Bundesliga: Rabitsch übernimmt Gesamtführung

Stüssi gewinnt Grand Prix Vorarlberg

Von Peter Maurer

Foto zu dem Text "Stüssi gewinnt Grand Prix Vorarlberg"
Colin Stüssi, souveräner Solosieger in Nenzing | Foto: Reinhard Eisenbauer

01.05.2019  |  (rsn) – Mit einem Heimsieg für das Team Vorarlberg – Santic endete das zweite Saisonrennen der Österreichischen Radbundesliga in Nenzing. Der große Sieger des Grand Prix Vorarlberg kommt aus der Schweiz und heißt Colin Stüssi. Fünf Kilometer vor dem Ziel setzte sich der 25-Jährige von seinen Fluchtgefährten Stephan Rabitsch (Felbermayr – Simplon – Wels) und Helmut Trettwer (Maloja Pushbikers) ab und feierte einen souveränen Erfolg und zugleich seinen ersten Bundesligasieg.

"Das Heimrennen ist für uns immer etwas sehr Spezielles. Ganz Vorarlberg steht hinter der Veranstaltung und viele Zuseher bejubelten die Athleten auf der Strecke und im Zielbereich. Schon im Vorfeld hatten wir ein Nachwuchsrennen mit über 200 Kindern. Es ist sicherlich eines der Toprennen der Radbundesliga und es freut uns natürlich umso mehr, dass Colin der Heimsieg gelungen ist, wenn auch die Vorzeichen nicht unbedingt für uns sprachen", erklärte Vorarlbergs Teammanager Thomas Kofler.

Denn nach der Tour of the Alps, bei der sich die österreichische Kontinental-Mannschaft hervorragend präsentierte, musste er auf Daniel Geismayr (Kammbeinbruch) sowie die beiden Schweizer Roland Thalmann und Patrick Schelling (mit dem Nationalteam bei der Romandie-Rundfahrt) verzichten. Trotzdem waren gleich vier Mann in den schwarz-gelben Trikots in der 13-köpfigen Spitzengruppe des Tages zu finden, welche von Matthias Brändle (Israel Cycling Academy), der erstmals bei seinem Heimrennen an den Start ging, initiiert wurde.

Am Ende sicherte sich dann Stüssi den Sieg mit einer cleveren Attacke vor Rabitsch (+ 0:30), der nach seinem dritten Platz beim Eröffnungsrennen in Leondung nun die Führung in der Radbundesliga übernahm.

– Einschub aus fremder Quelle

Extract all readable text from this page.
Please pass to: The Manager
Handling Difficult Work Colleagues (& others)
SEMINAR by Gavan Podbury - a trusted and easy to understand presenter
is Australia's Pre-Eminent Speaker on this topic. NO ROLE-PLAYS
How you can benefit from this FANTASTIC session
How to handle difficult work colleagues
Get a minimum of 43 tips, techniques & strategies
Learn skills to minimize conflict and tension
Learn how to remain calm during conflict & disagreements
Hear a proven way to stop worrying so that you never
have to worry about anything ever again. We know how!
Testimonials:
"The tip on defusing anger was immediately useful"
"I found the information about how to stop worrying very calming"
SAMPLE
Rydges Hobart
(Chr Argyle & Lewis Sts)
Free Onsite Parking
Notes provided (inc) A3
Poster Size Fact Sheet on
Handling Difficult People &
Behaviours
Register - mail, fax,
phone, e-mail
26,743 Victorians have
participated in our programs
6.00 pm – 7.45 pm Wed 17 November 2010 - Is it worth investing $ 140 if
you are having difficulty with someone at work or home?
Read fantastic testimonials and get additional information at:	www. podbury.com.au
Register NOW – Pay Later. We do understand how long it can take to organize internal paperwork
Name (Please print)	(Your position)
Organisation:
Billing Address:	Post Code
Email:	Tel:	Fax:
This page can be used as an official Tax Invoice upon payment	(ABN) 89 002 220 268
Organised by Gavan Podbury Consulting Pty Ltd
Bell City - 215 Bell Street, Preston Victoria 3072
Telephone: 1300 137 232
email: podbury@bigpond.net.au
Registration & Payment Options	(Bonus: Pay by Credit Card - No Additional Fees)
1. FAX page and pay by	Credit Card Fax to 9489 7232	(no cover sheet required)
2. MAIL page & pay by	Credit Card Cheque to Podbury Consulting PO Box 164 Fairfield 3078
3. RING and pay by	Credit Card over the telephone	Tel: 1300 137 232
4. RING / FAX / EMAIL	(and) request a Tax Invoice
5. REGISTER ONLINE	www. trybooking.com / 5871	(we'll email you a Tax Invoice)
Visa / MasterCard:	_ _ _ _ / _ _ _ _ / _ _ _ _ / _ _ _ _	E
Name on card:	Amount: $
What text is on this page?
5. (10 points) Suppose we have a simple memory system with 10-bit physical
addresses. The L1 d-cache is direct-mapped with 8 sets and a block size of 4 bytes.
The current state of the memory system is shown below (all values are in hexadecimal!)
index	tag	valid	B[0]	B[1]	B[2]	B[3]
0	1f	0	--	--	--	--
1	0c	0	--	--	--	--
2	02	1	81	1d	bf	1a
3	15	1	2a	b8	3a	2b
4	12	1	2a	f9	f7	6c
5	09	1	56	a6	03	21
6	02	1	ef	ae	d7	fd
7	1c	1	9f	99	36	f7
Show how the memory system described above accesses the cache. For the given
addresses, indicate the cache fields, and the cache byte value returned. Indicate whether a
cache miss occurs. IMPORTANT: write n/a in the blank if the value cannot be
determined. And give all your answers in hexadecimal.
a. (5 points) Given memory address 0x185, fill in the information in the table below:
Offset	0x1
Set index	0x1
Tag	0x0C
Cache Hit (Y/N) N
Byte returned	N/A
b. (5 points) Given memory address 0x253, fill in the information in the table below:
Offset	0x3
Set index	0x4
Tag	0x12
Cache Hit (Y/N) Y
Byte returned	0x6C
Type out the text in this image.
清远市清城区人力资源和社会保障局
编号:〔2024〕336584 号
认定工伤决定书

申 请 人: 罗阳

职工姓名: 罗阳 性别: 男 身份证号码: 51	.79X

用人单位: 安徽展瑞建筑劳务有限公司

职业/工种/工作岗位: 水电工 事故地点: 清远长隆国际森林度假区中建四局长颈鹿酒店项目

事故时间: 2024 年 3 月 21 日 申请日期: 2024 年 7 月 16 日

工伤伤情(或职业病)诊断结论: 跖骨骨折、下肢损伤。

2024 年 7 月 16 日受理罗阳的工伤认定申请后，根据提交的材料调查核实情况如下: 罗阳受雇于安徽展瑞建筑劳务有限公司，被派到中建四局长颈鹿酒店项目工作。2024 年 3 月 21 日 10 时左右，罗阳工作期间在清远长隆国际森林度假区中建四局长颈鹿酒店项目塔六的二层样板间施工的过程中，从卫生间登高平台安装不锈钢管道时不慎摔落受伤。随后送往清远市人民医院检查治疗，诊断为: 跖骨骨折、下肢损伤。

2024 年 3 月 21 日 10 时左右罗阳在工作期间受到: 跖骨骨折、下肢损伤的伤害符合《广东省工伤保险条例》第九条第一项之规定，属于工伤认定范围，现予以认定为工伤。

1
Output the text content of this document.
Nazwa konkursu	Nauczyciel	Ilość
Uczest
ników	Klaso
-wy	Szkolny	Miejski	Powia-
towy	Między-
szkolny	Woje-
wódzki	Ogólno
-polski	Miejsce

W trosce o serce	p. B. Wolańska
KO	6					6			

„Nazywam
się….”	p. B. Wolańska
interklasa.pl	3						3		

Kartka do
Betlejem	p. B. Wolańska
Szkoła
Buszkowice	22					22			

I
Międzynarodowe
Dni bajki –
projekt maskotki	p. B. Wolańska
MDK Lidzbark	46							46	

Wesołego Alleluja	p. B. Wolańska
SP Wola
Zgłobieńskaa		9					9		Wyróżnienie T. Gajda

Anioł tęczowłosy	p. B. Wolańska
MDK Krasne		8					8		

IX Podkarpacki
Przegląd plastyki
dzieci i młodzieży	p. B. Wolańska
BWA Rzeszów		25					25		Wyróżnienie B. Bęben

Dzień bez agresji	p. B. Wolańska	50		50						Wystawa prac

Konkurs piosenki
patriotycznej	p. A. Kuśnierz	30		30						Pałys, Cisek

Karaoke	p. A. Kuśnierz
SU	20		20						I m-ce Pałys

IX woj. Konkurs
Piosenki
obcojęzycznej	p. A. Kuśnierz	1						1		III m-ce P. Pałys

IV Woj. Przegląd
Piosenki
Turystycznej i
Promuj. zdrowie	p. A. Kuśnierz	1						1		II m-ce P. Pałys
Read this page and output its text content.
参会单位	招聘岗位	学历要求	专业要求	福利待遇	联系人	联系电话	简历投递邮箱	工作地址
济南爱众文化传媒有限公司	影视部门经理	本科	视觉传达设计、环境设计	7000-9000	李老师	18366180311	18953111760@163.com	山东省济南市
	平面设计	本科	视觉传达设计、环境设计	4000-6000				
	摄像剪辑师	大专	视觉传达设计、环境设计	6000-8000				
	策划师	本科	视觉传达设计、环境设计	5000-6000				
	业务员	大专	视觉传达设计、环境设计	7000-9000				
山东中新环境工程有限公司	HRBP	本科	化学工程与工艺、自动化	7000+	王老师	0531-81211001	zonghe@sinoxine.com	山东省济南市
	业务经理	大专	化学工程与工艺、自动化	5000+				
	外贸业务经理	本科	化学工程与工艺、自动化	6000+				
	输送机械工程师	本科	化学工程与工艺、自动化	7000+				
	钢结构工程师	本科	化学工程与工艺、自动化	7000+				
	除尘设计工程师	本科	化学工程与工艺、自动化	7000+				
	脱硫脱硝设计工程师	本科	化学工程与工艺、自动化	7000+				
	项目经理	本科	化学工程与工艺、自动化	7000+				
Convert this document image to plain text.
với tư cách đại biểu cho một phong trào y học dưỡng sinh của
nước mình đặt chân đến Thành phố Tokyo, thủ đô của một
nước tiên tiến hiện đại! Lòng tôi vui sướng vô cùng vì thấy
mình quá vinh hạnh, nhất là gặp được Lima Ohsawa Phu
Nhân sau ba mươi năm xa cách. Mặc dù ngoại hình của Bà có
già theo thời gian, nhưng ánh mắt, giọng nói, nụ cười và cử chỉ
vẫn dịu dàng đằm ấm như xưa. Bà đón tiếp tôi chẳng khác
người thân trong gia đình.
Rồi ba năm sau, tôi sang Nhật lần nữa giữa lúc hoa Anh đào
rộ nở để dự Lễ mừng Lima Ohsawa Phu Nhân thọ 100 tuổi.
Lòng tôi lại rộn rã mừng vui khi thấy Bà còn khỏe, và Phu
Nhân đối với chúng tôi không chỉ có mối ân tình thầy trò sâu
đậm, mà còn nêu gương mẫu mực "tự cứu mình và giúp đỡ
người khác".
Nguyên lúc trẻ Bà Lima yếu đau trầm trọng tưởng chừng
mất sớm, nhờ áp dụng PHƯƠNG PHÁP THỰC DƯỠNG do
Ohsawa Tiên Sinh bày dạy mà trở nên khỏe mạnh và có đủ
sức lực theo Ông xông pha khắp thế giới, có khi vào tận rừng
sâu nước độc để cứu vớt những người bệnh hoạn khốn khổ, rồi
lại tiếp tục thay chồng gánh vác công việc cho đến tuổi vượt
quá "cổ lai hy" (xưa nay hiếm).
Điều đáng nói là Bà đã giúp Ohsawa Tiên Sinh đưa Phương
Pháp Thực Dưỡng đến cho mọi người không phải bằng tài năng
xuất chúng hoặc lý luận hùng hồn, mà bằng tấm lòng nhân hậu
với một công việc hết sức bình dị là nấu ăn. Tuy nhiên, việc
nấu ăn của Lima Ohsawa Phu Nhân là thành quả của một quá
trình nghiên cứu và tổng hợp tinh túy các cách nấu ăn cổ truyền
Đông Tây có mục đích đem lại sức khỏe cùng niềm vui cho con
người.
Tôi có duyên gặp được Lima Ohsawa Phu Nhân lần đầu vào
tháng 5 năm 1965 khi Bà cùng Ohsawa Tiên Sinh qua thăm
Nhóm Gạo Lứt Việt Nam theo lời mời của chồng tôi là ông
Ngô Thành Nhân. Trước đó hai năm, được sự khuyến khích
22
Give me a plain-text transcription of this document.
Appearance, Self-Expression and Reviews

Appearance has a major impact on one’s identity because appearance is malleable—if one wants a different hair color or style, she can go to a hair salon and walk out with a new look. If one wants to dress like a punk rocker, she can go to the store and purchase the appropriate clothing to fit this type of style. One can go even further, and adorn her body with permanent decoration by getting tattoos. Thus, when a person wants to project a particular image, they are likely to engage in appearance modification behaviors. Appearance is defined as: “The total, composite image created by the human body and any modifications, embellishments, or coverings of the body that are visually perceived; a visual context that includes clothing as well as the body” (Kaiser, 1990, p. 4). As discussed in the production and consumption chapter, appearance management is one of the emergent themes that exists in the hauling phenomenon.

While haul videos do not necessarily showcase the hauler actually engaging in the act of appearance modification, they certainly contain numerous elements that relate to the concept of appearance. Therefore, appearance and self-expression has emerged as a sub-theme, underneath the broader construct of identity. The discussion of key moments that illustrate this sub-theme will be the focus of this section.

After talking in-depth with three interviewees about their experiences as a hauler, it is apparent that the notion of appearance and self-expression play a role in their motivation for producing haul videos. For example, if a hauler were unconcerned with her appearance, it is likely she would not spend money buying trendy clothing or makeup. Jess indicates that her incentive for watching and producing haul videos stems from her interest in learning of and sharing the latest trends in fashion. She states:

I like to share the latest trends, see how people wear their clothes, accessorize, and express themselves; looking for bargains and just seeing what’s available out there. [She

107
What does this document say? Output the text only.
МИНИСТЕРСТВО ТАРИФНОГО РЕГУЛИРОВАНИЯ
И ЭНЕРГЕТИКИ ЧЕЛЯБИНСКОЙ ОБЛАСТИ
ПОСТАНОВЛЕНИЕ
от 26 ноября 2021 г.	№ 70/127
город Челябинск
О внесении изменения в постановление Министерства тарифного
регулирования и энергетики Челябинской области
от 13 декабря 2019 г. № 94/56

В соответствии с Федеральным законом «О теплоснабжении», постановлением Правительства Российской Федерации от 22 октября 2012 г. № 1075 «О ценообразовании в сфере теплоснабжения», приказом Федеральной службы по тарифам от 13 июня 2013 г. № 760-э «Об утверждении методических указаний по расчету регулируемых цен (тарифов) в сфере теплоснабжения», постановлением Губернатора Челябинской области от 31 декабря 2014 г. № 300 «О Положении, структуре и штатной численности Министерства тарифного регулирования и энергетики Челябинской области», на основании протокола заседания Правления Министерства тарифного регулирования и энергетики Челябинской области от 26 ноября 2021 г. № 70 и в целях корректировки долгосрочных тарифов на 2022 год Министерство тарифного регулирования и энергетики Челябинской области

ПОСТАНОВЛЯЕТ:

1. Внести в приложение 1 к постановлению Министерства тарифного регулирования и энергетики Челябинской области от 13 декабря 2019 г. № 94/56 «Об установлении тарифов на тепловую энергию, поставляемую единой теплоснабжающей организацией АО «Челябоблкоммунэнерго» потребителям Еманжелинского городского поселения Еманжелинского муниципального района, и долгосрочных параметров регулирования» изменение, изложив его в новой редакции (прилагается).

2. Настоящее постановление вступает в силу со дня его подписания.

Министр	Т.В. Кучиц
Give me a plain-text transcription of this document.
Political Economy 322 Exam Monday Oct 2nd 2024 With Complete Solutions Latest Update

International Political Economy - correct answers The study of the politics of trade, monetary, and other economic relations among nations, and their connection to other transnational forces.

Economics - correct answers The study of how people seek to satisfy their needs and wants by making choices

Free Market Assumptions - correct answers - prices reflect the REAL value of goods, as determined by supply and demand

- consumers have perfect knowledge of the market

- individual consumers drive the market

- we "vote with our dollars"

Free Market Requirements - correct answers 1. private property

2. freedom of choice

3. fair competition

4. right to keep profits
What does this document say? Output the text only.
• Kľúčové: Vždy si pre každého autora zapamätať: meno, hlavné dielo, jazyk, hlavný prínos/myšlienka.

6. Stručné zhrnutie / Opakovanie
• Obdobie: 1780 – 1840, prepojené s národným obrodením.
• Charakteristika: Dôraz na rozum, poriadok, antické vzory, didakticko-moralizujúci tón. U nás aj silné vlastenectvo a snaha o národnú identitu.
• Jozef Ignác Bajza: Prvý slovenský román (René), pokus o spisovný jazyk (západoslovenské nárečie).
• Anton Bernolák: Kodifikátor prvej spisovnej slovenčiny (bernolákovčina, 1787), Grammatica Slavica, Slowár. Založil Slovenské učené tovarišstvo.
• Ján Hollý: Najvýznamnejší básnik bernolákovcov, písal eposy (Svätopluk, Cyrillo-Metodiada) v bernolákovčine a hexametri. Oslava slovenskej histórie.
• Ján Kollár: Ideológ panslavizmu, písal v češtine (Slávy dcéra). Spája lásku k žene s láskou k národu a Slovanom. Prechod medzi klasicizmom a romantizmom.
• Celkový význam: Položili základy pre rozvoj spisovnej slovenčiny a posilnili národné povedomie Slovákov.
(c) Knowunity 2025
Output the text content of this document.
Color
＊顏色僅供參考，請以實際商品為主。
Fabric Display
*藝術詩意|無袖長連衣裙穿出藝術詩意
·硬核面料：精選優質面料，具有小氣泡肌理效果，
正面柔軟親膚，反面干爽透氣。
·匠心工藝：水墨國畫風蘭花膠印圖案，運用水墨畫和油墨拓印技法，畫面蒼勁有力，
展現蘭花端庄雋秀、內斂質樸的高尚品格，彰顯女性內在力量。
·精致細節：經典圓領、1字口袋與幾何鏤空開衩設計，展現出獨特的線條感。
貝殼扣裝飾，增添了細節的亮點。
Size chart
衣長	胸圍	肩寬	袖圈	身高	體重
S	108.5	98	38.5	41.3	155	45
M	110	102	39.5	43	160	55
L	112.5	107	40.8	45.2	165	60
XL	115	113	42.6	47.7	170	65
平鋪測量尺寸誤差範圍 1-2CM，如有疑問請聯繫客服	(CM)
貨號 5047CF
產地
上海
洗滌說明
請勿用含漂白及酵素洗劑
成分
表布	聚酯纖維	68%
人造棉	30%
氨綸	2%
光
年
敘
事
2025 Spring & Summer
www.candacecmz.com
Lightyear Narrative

Der Deutsche Trettwer (+ 0:35) komplettierte das Podium. Die Ränge vier und fünf gingen ebenfalls an das Team Vorarlberg – Santic, und zwar durch Maximilian Kuen und dem Deutschen Jannik Steimle. Brändle wurde Sechster.

So lief das Rennen:

18 Kilometer lang war die Schleife rund um den Start- und Zielort Nenzing, welche neunmal bewältigt werden musste. Auf dem selektiven Kurs wartete vor allem der schmale, zehn Prozent steile Anstieg bei Göfis. Dieser sorgte schon in der ersten Runde für die erste Selektion. 13 Mann setzten sich nach einer Attacke von Brändle ab.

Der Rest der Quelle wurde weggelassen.